Ray did confirm that her daughter had a history of talking to strangers online. She said her daughter was caught engaging in online chats with a stranger about a year ago. Ray insisted that her daughter undergo counseling for the activity, and she thought everything had gotten better. Ray found out later, though, by a family member that her daughter had resented having to undergo the counseling for the chats.
Bell County Sheriff’s Office Deputy Frank Foster confirmed that Ray had filed a missing person report on her daughter, but because she left on her own free will and was 18, he could not enter her in the NCIC (National Crime Information Center), which is a criminal records database allowing agencies to enter or search for information about missing persons.
“I did do a missing person report that night,” Foster said. “The mother called Bell Dispatch while I was still trying to locate her, stating she had spoken with her by phone. She also stated that she told her that she had left of her own will and was not in any harm. Also, that she was with a friend, and did not want to come back home. I also spoke with the mother after this by phone, of which she confirmed all of that information with me. I advised we would not be entering her due to that information, but would still be looking for her.”

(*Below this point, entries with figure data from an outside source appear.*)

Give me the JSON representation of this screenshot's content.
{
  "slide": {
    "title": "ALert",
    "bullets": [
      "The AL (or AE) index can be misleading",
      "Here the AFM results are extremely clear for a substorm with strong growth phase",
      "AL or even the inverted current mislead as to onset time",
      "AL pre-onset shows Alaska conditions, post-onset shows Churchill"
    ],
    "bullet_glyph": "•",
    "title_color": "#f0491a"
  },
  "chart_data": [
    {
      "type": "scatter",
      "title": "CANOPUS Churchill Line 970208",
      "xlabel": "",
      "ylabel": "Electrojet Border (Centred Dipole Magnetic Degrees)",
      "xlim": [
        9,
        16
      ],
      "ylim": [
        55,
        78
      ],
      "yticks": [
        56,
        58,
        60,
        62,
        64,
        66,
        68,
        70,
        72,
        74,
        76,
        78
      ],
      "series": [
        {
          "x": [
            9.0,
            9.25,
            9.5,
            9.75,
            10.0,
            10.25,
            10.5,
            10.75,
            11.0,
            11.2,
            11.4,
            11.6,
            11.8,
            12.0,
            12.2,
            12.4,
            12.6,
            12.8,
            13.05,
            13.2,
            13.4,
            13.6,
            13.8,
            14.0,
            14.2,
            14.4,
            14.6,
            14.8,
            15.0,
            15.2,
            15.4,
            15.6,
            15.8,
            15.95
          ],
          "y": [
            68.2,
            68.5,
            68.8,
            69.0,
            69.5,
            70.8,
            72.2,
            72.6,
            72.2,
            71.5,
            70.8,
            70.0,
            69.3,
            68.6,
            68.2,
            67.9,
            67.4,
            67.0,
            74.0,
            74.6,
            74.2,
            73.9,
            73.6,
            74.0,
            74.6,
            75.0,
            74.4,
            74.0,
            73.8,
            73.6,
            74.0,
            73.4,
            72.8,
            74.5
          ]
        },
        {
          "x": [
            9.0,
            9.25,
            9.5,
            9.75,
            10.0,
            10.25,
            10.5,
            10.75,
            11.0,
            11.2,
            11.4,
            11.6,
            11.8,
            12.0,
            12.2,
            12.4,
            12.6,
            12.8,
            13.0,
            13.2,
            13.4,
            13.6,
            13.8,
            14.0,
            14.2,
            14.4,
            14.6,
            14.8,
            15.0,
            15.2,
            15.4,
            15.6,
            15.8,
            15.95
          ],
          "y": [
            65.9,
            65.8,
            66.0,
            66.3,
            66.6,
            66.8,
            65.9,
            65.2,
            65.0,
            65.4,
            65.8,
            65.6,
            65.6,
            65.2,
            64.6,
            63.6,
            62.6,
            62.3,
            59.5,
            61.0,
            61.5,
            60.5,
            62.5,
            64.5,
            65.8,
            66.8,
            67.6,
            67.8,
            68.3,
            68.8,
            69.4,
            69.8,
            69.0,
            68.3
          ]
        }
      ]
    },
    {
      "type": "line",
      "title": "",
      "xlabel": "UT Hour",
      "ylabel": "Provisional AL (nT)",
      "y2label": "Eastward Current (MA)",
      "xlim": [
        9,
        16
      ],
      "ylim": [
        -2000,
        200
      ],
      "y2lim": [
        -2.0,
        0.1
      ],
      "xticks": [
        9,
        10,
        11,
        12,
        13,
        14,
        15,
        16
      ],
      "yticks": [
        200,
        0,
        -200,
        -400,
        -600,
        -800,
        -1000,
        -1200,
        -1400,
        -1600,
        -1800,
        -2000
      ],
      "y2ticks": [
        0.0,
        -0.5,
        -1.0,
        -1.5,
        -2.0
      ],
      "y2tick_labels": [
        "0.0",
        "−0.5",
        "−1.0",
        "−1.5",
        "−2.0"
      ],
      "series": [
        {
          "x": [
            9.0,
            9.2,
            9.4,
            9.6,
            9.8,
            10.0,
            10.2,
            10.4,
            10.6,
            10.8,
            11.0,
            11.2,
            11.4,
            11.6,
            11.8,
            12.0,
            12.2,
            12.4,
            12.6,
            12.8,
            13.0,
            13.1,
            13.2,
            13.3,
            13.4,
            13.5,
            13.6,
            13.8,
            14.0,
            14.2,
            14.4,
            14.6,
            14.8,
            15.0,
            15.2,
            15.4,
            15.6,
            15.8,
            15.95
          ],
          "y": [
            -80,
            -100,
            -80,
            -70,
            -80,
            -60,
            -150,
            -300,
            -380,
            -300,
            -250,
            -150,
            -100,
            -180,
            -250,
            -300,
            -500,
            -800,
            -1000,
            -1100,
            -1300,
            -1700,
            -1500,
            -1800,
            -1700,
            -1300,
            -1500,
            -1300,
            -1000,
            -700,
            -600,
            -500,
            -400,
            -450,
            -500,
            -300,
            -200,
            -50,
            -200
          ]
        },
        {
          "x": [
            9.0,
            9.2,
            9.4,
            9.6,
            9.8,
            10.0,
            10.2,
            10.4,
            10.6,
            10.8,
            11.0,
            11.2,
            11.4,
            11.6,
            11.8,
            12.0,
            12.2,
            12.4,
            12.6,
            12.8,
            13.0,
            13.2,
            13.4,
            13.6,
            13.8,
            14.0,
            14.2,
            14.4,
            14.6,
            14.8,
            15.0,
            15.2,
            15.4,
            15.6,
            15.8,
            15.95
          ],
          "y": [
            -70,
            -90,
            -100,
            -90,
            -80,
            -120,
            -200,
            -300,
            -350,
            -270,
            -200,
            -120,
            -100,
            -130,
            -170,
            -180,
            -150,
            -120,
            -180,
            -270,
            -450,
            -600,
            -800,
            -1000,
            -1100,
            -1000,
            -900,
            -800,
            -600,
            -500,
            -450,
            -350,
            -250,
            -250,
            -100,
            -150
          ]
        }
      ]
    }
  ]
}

Ray is a student, herself, enrolled in college courses to one day become a counselor. While she tries to stay busy with her coursework and preparing for tests, she is consumed with making sure her daughter is safe and not in danger. The lack of communication is what sends red flags to Ray and her family. She said her son was handling the disappearance the best way he knew how, and that she and her husband were continuing to pursue every lead into what might have happened to her. Even though they know it is dangerous to make their phone number public, Ray and her husband did so in a desperate attempt to retrieve any and all information concerning Arabella’s possible whereabouts. Phone numbers they provided for the public are 606-248-3584 and 606-670-7733.
Arabella has brown hair with a red cast and has sea blue eyes. She is 5’3” and weighs 120 pounds. She has a C- shaped scar behind her left shoulder from heart surgery. Ray posted on Face Book that her daughter walks a bit on her tip toes from a curvature of her spine. She wears glasses and sometimes contacts. Ray believes she was wearing jeans and tennis shoes with multi-colored hearts at the time of her disappearance.
“People ask me if I’m angry – if I’m angry at the police or if I’m angry at God and shaking my fist up in the sky at God. I am not,” Ray said. “I understand the position the police are in and appreciate they are going to look for her. I’m just asking for prayers right now. If you are a praying person, please lift up our family as we wait for news of Arabella.”